Country music is known to have some powerhouse female artists; Trisha Yearwood, Shania Twain, Carrie Underwood and now, Carly Pearce. With her platinum-certified title track from her debut album, Every Little Thing, Carly is one of only three females in the past fourteen years to have her debut single hit number one on the charts.Celebrating the release of her self-titled sophomore album, Carly is showing country music fans that she is a force not to be forgotten.
At the Sir Henri Rooftop Penthouse Bar at Hotel Henri in New York City, Pearce shares that her new album is a reflection of her growth and the journey it took to get here, both professionally and personally, since the release of her first album three years ago.“I found a confidence, a voice and just the truest most pure version of myself.” When discussing the differences between the two albums, Pearce explains “For my first record I was searching, insecure and scared, and with this one I’m very confident in what I put out.”
That journey included dating her now husband and fellow country music star Michael Ray, who appears on the new album in their first official track released together, “Finish Your Sentences.” Pearce explains, “When I was making this album, I knew that once we get engaged, he needed to be a part of it. I felt like the song was the truest to what was happening when we were making this album, which was we were falling in love.” The duo fell in love over their love for country music and celebrated their nuptials in October 2019 which was officiated by Bill Cody, a country radio DJ and announcer at Nashville’s Grand Ole Opry.
Also making an appearance on Pearce’s album is two-time CMA/ACM/Grammy Song of the Year nominee, Lee Brice, with their hit “I Hope You’re Happy Now.” Pearce wrote the song with Luke Combs and it is an apology to someone Pearce once dated. “I think sometimes in relationships we get confused with what’s comfortable and what’s actually true love.” Having Brice sing on this album was a really big ‘nod of confidence’ for Pearce as he is an artist she truly admires.
“It Won’t Always Be Like This” is one of the most personal songs Pearce has ever written. Pearce explains, “We all go through hard times, we go through struggles, and we go through things that we don’t understand or that we take for granted.” The phrase ‘It Won’t always Be Like This’ attaches itself to all of those things that Pearce experienced while realizing what’s ‘most important in life.’
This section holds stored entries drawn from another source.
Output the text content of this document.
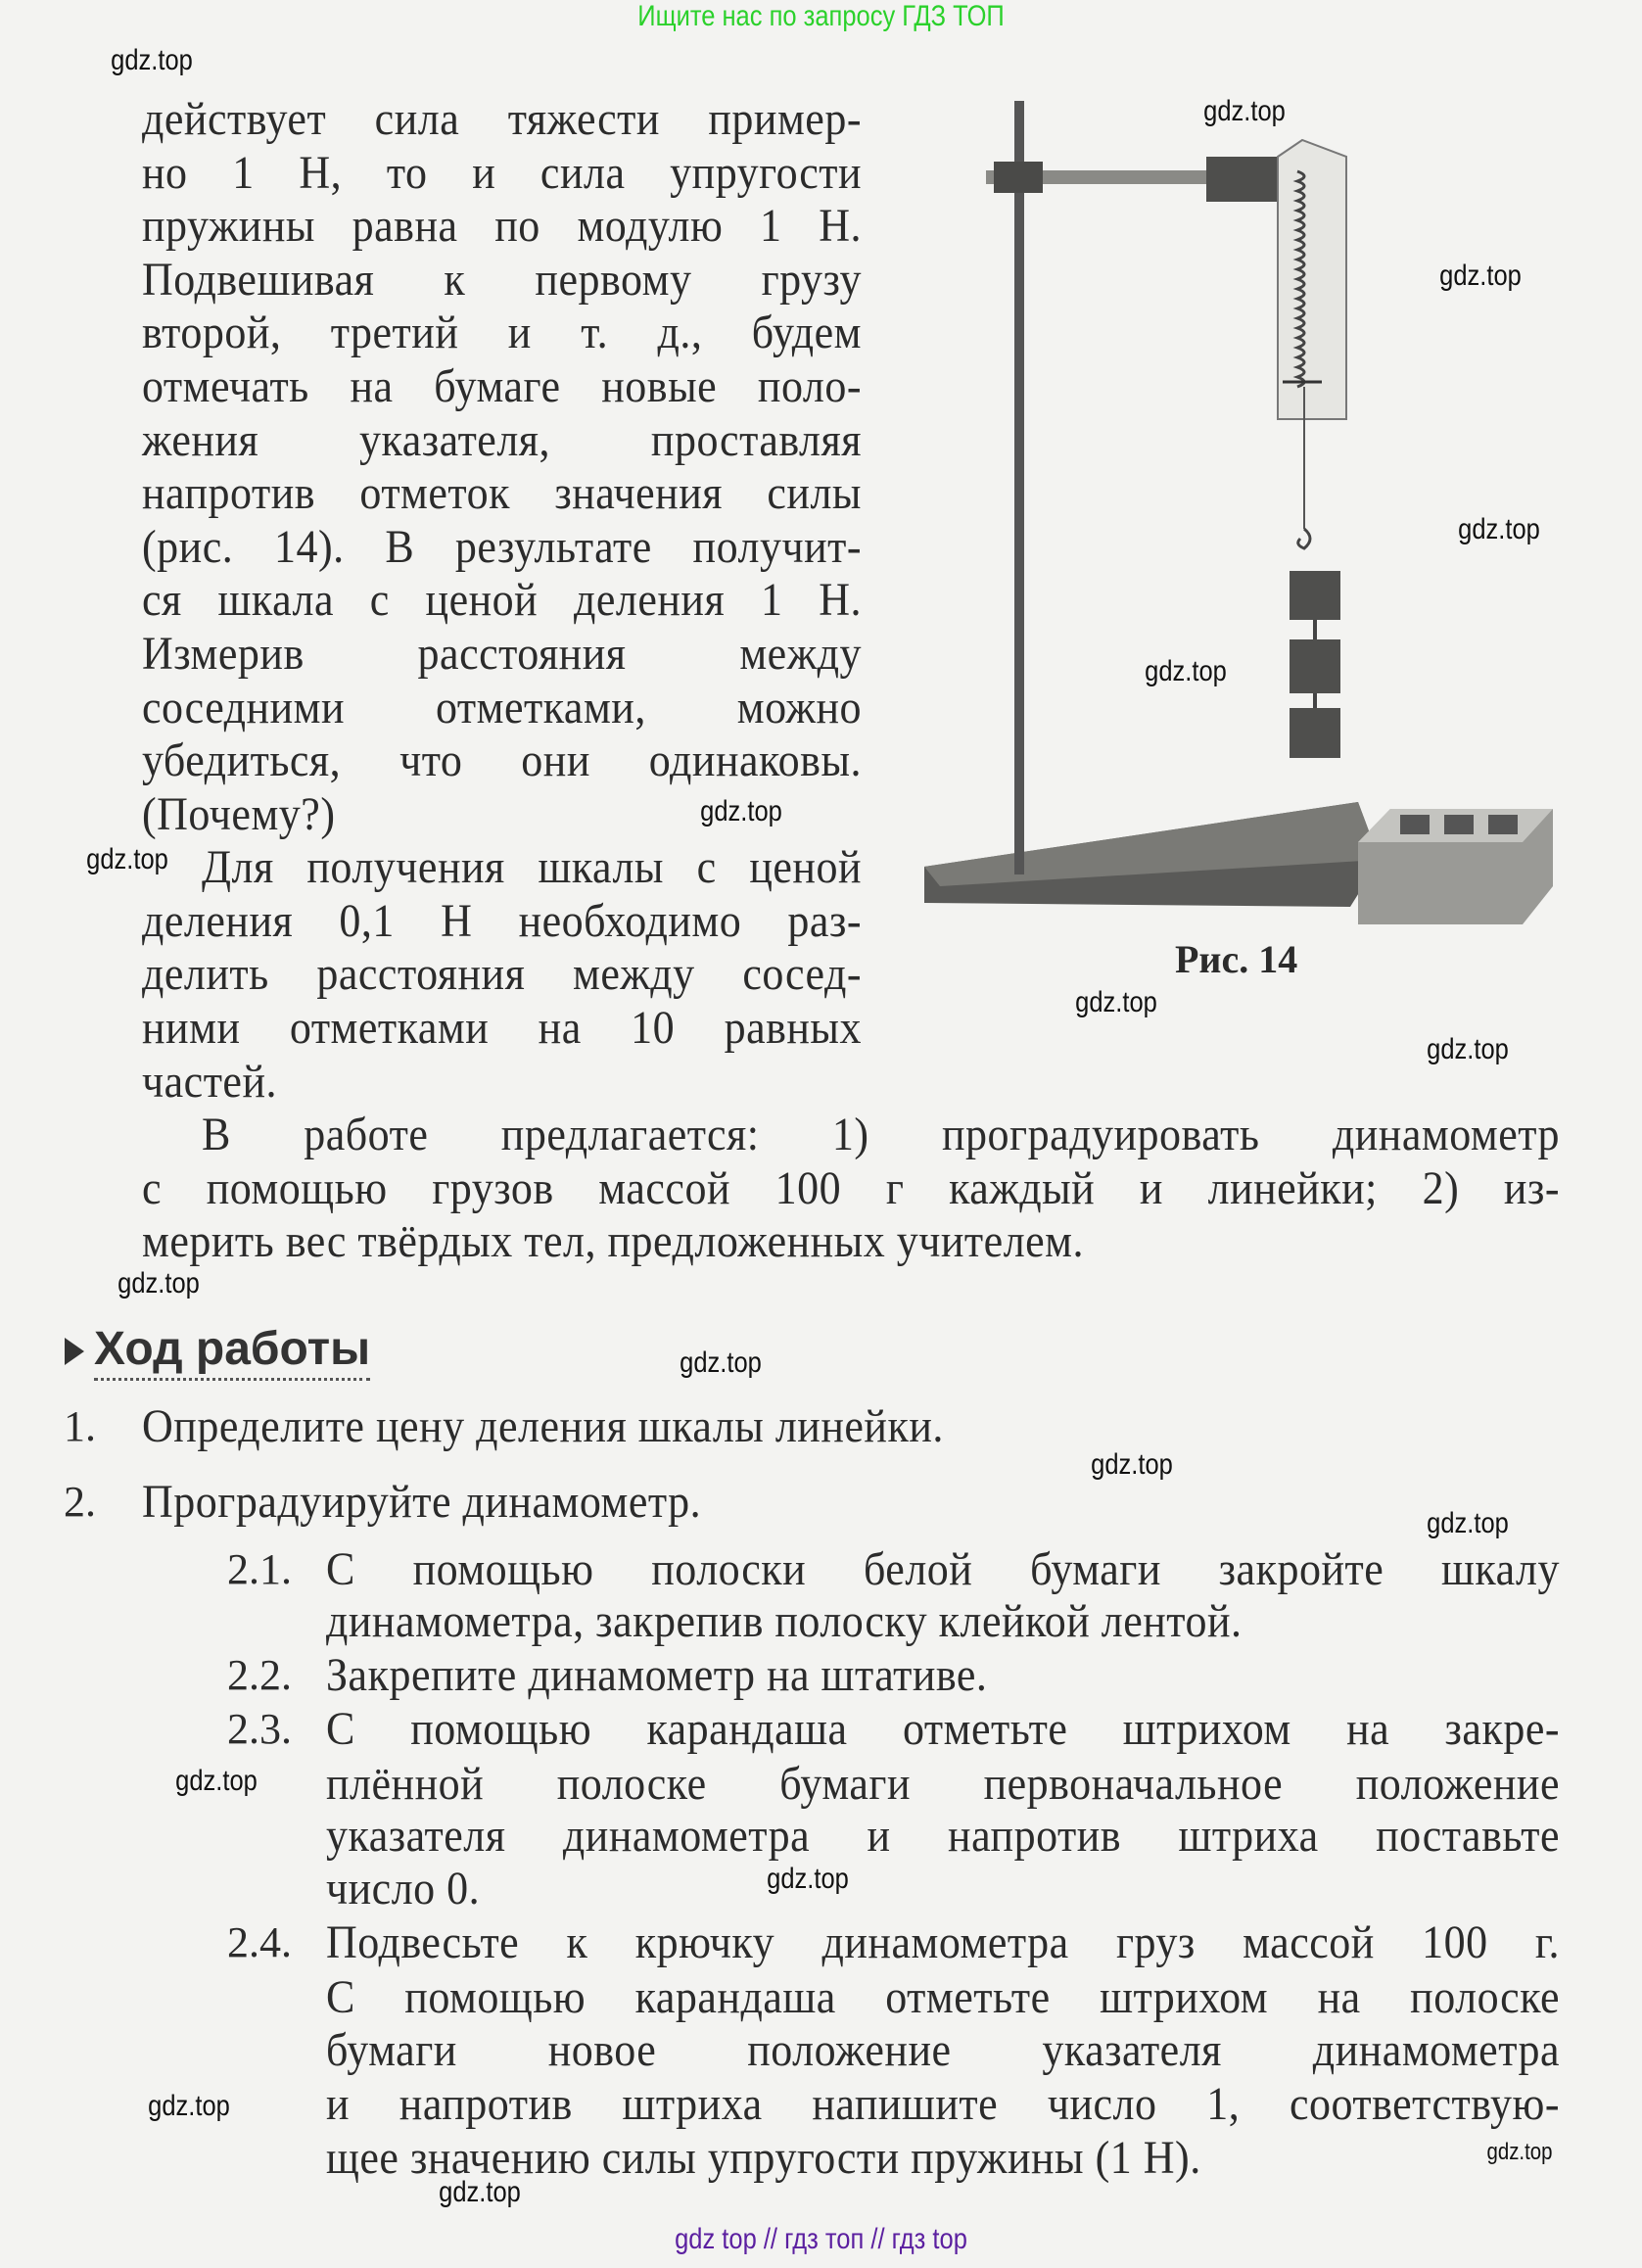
Ищите нас по запросу ГДЗ ТОП
Рис. 14
действует сила тяжести пример-
но 1 Н, то и сила упругости
пружины равна по модулю 1 Н.
Подвешивая к первому грузу
второй, третий и т. д., будем
отмечать на бумаге новые поло-
жения указателя, проставляя
напротив отметок значения силы
(рис. 14). В результате получит-
ся шкала с ценой деления 1 Н.
Измерив расстояния между
соседними отметками, можно
убедиться, что они одинаковы.
(Почему?)
Для получения шкалы с ценой
деления 0,1 Н необходимо раз-
делить расстояния между сосед-
ними отметками на 10 равных
частей.
В работе предлагается: 1) проградуировать динамометр
с помощью грузов массой 100 г каждый и линейки; 2) из-
мерить вес твёрдых тел, предложенных учителем.
Ход работы
1. Определите цену деления шкалы линейки.
2. Проградуируйте динамометр.
2.1. С помощью полоски белой бумаги закройте шкалу
динамометра, закрепив полоску клейкой лентой.
2.2. Закрепите динамометр на штативе.
2.3. С помощью карандаша отметьте штрихом на закре-
плённой полоске бумаги первоначальное положение
указателя динамометра и напротив штриха поставьте
число 0.
2.4. Подвесьте к крючку динамометра груз массой 100 г.
С помощью карандаша отметьте штрихом на полоске
бумаги новое положение указателя динамометра
и напротив штриха напишите число 1, соответствую-
щее значению силы упругости пружины (1 Н).
gdz.top
gdz.top
gdz.top
gdz.top
gdz.top
gdz.top
gdz.top
gdz.top
gdz.top
gdz.top
gdz.top
gdz.top
gdz.top
gdz.top
gdz.top
gdz.top
gdz.top
gdz.top
gdz top // гдз топ // гдз top
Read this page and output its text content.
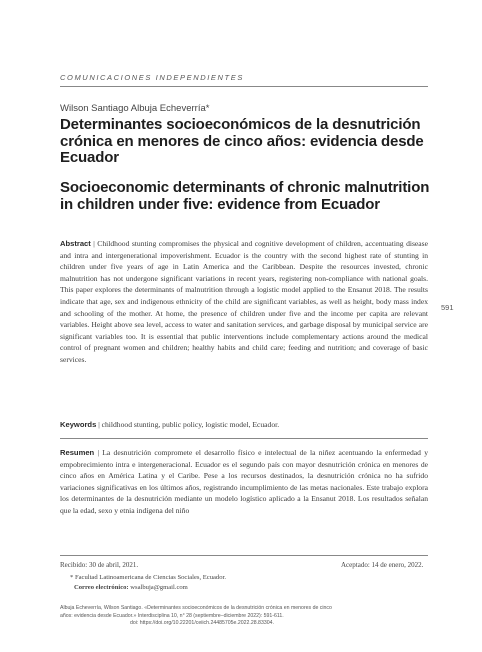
COMUNICACIONES INDEPENDIENTES
Wilson Santiago Albuja Echeverría*
Determinantes socioeconómicos de la desnutrición crónica en menores de cinco años: evidencia desde Ecuador
Socioeconomic determinants of chronic malnutrition in children under five: evidence from Ecuador
591
Abstract | Childhood stunting compromises the physical and cognitive development of children, accentuating disease and intra and intergenerational impoverishment. Ecuador is the country with the second highest rate of stunting in children under five years of age in Latin America and the Caribbean. Despite the resources invested, chronic malnutrition has not undergone significant variations in recent years, registering non-compliance with national goals. This paper explores the determinants of malnutrition through a logistic model applied to the Ensanut 2018. The results indicate that age, sex and indigenous ethnicity of the child are significant variables, as well as height, body mass index and schooling of the mother. At home, the presence of children under five and the income per capita are relevant variables. Height above sea level, access to water and sanitation services, and garbage disposal by municipal service are significant variables too. It is essential that public interventions include complementary actions around the medical control of pregnant women and children; healthy habits and child care; feeding and nutrition; and coverage of basic services.
Keywords | childhood stunting, public policy, logistic model, Ecuador.
Resumen | La desnutrición compromete el desarrollo físico e intelectual de la niñez acentuando la enfermedad y empobrecimiento intra e intergeneracional. Ecuador es el segundo país con mayor desnutrición crónica en menores de cinco años en América Latina y el Caribe. Pese a los recursos destinados, la desnutrición crónica no ha sufrido variaciones significativas en los últimos años, registrando incumplimiento de las metas nacionales. Este trabajo explora los determinantes de la desnutrición mediante un modelo logístico aplicado a la Ensanut 2018. Los resultados señalan que la edad, sexo y etnia indígena del niño
Recibido: 30 de abril, 2021.	Aceptado: 14 de enero, 2022.
* Facultad Latinoamericana de Ciencias Sociales, Ecuador.
Correo electrónico: wsalbuja@gmail.com
Albuja Echeverría, Wilson Santiago. «Determinantes socioeconómicos de la desnutrición crónica en menores de cinco
años: evidencia desde Ecuador.» Interdisciplina 10, n° 28 (septiembre–diciembre 2022): 591-611.
doi: https://doi.org/10.22201/ceiich.24485705e.2022.28.83304.
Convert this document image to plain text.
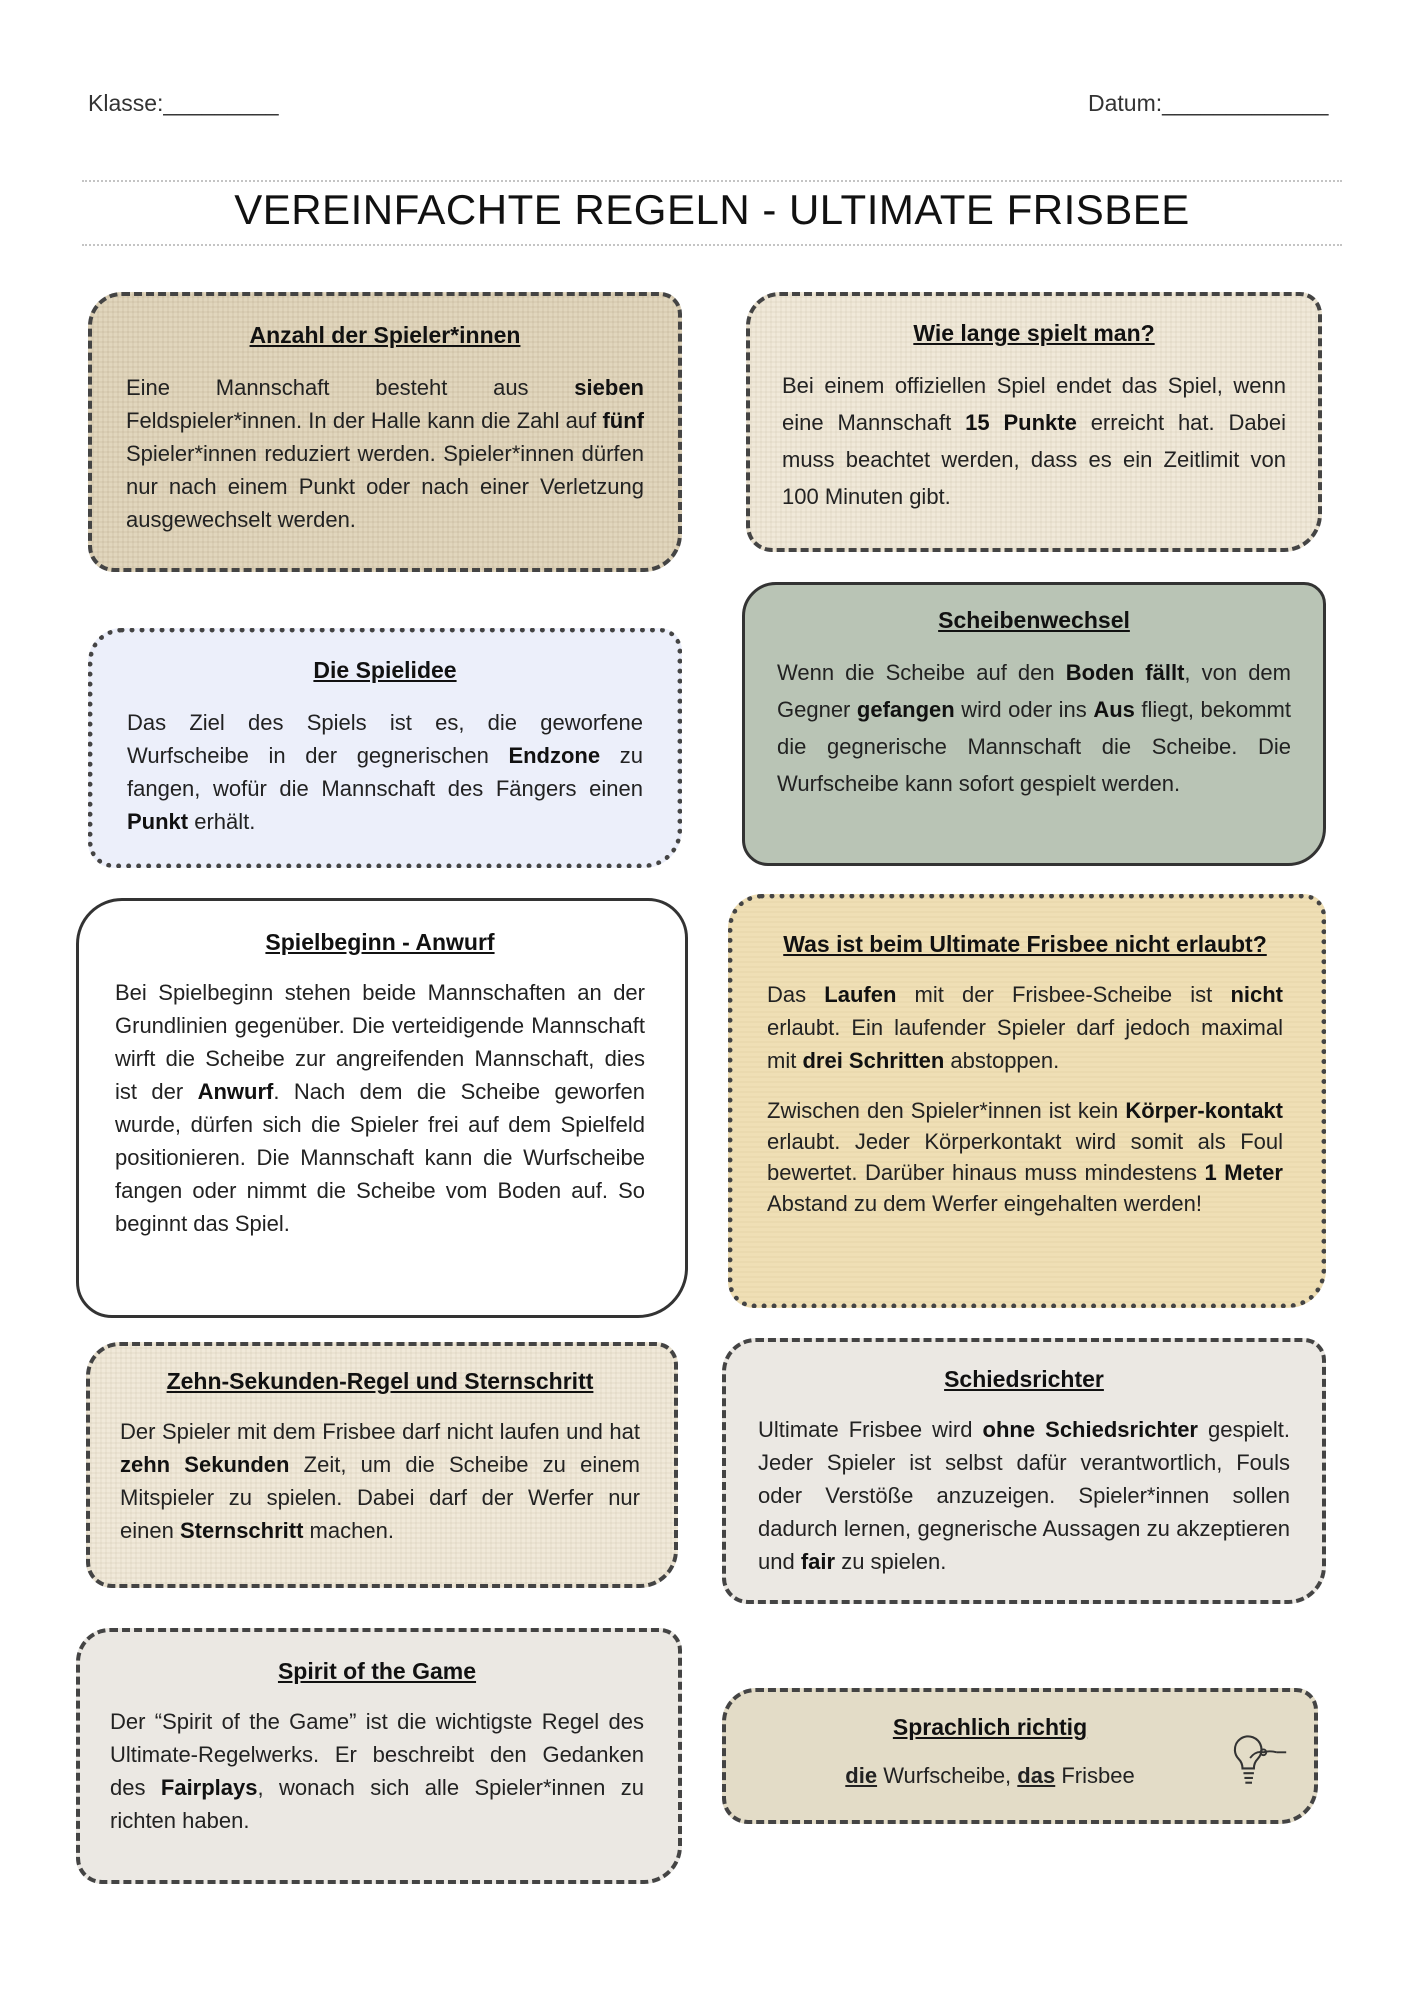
Klasse:_________	Datum:_____________
VEREINFACHTE REGELN - ULTIMATE FRISBEE
Anzahl der Spieler*innen

Eine Mannschaft besteht aus sieben Feldspieler*innen. In der Halle kann die Zahl auf fünf Spieler*innen reduziert werden. Spieler*innen dürfen nur nach einem Punkt oder nach einer Verletzung ausgewechselt werden.

Wie lange spielt man?

Bei einem offiziellen Spiel endet das Spiel, wenn eine Mannschaft 15 Punkte erreicht hat. Dabei muss beachtet werden, dass es ein Zeitlimit von 100 Minuten gibt.

Die Spielidee

Das Ziel des Spiels ist es, die geworfene Wurfscheibe in der gegnerischen Endzone zu fangen, wofür die Mannschaft des Fängers einen Punkt erhält.

Scheibenwechsel

Wenn die Scheibe auf den Boden fällt, von dem Gegner gefangen wird oder ins Aus fliegt, bekommt die gegnerische Mannschaft die Scheibe. Die Wurfscheibe kann sofort gespielt werden.

Spielbeginn - Anwurf

Bei Spielbeginn stehen beide Mannschaften an der Grundlinien gegenüber. Die verteidigende Mannschaft wirft die Scheibe zur angreifenden Mannschaft, dies ist der Anwurf. Nach dem die Scheibe geworfen wurde, dürfen sich die Spieler frei auf dem Spielfeld positionieren. Die Mannschaft kann die Wurfscheibe fangen oder nimmt die Scheibe vom Boden auf. So beginnt das Spiel.

Was ist beim Ultimate Frisbee nicht erlaubt?

Das Laufen mit der Frisbee-Scheibe ist nicht erlaubt. Ein laufender Spieler darf jedoch maximal mit drei Schritten abstoppen.

Zwischen den Spieler*innen ist kein Körper-kontakt erlaubt. Jeder Körperkontakt wird somit als Foul bewertet. Darüber hinaus muss mindestens 1 Meter Abstand zu dem Werfer eingehalten werden!

Zehn-Sekunden-Regel und Sternschritt

Der Spieler mit dem Frisbee darf nicht laufen und hat zehn Sekunden Zeit, um die Scheibe zu einem Mitspieler zu spielen. Dabei darf der Werfer nur einen Sternschritt machen.

Schiedsrichter

Ultimate Frisbee wird ohne Schiedsrichter gespielt. Jeder Spieler ist selbst dafür verantwortlich, Fouls oder Verstöße anzuzeigen. Spieler*innen sollen dadurch lernen, gegnerische Aussagen zu akzeptieren und fair zu spielen.

Spirit of the Game

Der “Spirit of the Game” ist die wichtigste Regel des Ultimate-Regelwerks. Er beschreibt den Gedanken des Fairplays, wonach sich alle Spieler*innen zu richten haben.

Sprachlich richtig

die Wurfscheibe, das Frisbee
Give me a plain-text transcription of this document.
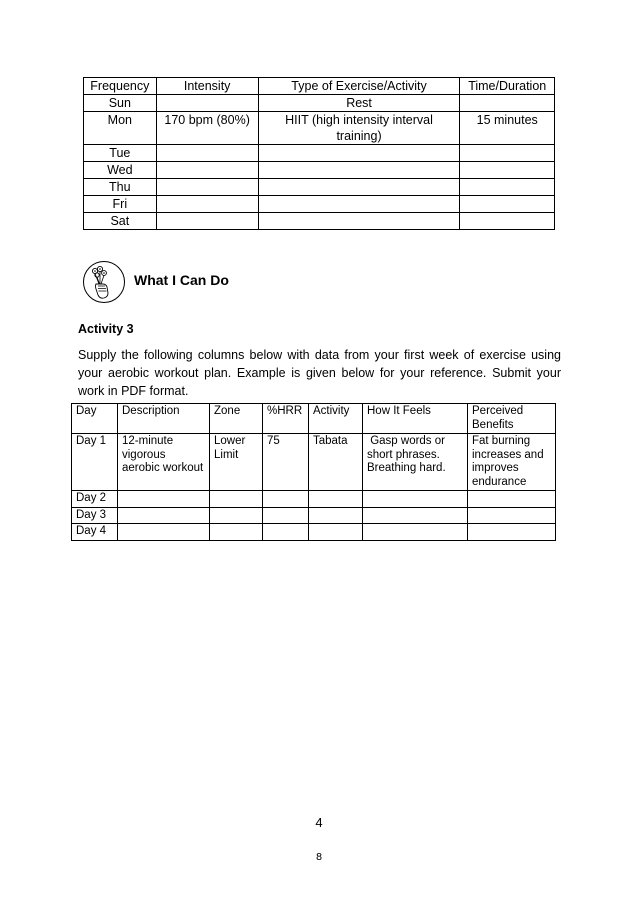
Frequency	Intensity	Type of Exercise/Activity	Time/Duration
Sun		Rest	
Mon	170 bpm (80%)	HIIT (high intensity interval training)	15 minutes
Tue			
Wed			
Thu			
Fri			
Sat			
What I Can Do
Activity 3

Supply the following columns below with data from your first week of exercise using your aerobic workout plan. Example is given below for your reference. Submit your work in PDF format.

Day	Description	Zone	%HRR	Activity	How It Feels	Perceived Benefits
Day 1	12-minute vigorous aerobic workout	Lower Limit	75	Tabata	Gasp words or short phrases. Breathing hard.	Fat burning increases and improves endurance
Day 2						
Day 3						
Day 4						
4
8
One of the hardest working women in country, Pearce started her career at sixteen years old having moved to Tennessee with her mother to work at Dollywood. One of the youngest performers there, Pearce performed six shows a day, five days a week. “That kind of schedule helped me to understand that somebody seeing your third show on Thursday, it may be the first time they ever saw you, so you have to give them the same energy that you would give when you are at the top of your game.”
Growing up, Pearce idolized the Dixie Chicks, so much so that her dream was to perform “Cowboy Take Me Away” to a crowd of thousands of bystanders.” Pearce explained, “There are very few songs in country music that I personally feel are timeless and this is one of those songs to me. Every time you put on “Cowboy Take Me Away,”it sounds so perfect and so beautiful.” Pearce’s dream recently manifested itself as she recently released an exclusive cover track to it through Amazon. “I hope that I made Natalie proud. It’s hard to recreate somebody who is just one of the best vocalists ever to me,” Pearce said.
To her younger fans, Pearce shares that it’s important to be good to yourself through the midst of life. “I think that when you pursue a dream that is so pointed, you can easily feel like a failure if you haven’t hit certain points at certain times in your life. I encourage people to love themselves through the process, even though people will tell you no. Just remain true to who you are and don’t lose yourself just for the approval of other people.”
When asked to play a fun game of This or That, Pearce responded:
Shania or Faith? “<Oh my god> Faith.”
NSYNC or Backstreet? “NSYNC.”
Kentucky orTennessee? “Kentucky.”
Opry or Ryman? “Opry.”
Old Town Road or The Git Up? “The Git Up.”
Karaoke or line dancing? “Line dancing.”
Glitter or leather? “How about glittered leather?”